Between 1994 and 2002 Ockendon served as director of the Oxford Centre for Industrial and Applied Mathematics at the University of Oxford, where she is now an emerita member. She has been an Emeritus Fellow of Somerville College, Oxford since 2008. She was president of the European Consortium for Mathematics in Industry from 2001 to 2003.

==Research and career==
Ockendon embarked on research in fluid mechanics but soon became involved in the Study Groups with Industry that were launched in Oxford in 1968 and since then much of her work has been driven by industrial problems.
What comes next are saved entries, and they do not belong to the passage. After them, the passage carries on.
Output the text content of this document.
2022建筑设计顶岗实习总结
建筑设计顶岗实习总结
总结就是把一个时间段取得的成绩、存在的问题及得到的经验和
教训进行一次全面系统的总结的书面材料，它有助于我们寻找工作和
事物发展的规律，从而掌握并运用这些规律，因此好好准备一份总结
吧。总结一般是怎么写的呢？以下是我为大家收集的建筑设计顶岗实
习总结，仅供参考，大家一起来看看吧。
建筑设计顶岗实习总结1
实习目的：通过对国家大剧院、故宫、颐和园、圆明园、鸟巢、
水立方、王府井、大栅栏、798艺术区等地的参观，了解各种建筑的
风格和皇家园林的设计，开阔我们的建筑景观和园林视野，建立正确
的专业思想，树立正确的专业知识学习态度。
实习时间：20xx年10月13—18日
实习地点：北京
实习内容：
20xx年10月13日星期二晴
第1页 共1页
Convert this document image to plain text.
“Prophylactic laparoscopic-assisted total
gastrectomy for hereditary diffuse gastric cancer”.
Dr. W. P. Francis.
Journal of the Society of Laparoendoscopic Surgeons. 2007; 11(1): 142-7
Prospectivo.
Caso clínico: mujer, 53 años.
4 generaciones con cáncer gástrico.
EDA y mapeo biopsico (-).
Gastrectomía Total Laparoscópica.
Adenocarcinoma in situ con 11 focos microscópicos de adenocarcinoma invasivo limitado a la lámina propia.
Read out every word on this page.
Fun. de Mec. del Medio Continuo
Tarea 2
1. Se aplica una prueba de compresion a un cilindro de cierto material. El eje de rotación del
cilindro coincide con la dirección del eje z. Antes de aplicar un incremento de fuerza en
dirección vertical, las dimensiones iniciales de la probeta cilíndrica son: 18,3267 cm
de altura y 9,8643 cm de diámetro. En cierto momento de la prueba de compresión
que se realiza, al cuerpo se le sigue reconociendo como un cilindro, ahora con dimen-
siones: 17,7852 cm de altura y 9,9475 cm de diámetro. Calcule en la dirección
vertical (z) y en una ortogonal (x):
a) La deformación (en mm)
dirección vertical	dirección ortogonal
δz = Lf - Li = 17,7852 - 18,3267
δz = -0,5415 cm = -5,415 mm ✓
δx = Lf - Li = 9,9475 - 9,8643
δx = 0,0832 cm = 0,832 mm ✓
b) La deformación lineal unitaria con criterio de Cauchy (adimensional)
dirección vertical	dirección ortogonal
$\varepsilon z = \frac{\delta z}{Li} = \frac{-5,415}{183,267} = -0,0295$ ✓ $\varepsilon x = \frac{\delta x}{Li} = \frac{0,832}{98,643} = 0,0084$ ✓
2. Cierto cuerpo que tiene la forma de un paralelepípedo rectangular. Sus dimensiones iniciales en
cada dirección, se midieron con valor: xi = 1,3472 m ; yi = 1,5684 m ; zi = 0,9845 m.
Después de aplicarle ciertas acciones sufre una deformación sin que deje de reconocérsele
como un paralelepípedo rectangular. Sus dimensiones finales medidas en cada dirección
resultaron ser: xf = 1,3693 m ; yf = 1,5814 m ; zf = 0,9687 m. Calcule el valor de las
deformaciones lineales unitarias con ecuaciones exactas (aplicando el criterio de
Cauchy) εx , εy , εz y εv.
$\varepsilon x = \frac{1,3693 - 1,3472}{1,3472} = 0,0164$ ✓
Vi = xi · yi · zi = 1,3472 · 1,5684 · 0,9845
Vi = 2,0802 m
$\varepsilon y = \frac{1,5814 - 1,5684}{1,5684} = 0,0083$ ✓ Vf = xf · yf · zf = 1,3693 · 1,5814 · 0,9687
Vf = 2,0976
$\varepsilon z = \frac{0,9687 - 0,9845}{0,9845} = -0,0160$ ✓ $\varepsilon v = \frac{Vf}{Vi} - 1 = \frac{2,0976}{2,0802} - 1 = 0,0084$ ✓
The industrial problems she has worked on have come from a wide range of application areas but have mainly focussed on continuum models in fluids and solids. A particular area of interest has been the problems from the textile industry.
She has also had a longstanding interest in nonlinear wave theory – both in fluids and solids. She was co-author of two textbooks on Fluid Mechanics both of which came out of lecture courses developed at Oxford.

===Books===
Ockendon is the author of:
- Inviscid Fluid Flows (with Alan B. Taylor, Oxford University, 1972; Springer, 1983)
- Viscous Flow (with John Ockendon, Cambridge University Press, 1995)
- Waves and Compressible Flow (with John Ockendon, Springer, 2004; 2nd ed., 2015)

===Knowledge transfer===
Ockendon has had a particular interest in promoting Industrial Mathematics in Europe via the European Consortium for Mathematics in Industry : Council member (1998-2005), President (2001-2003), executive director (2012–15).

=== Awards and honours ===
- Honorary Doctor of Science (DSc) degree University of Southampton, 1999.
- Honorary member of European Consortium for Mathematics in Industry (ECMI) since 2018.

==Personal life==
Ockendon married John Ockendon in 1967.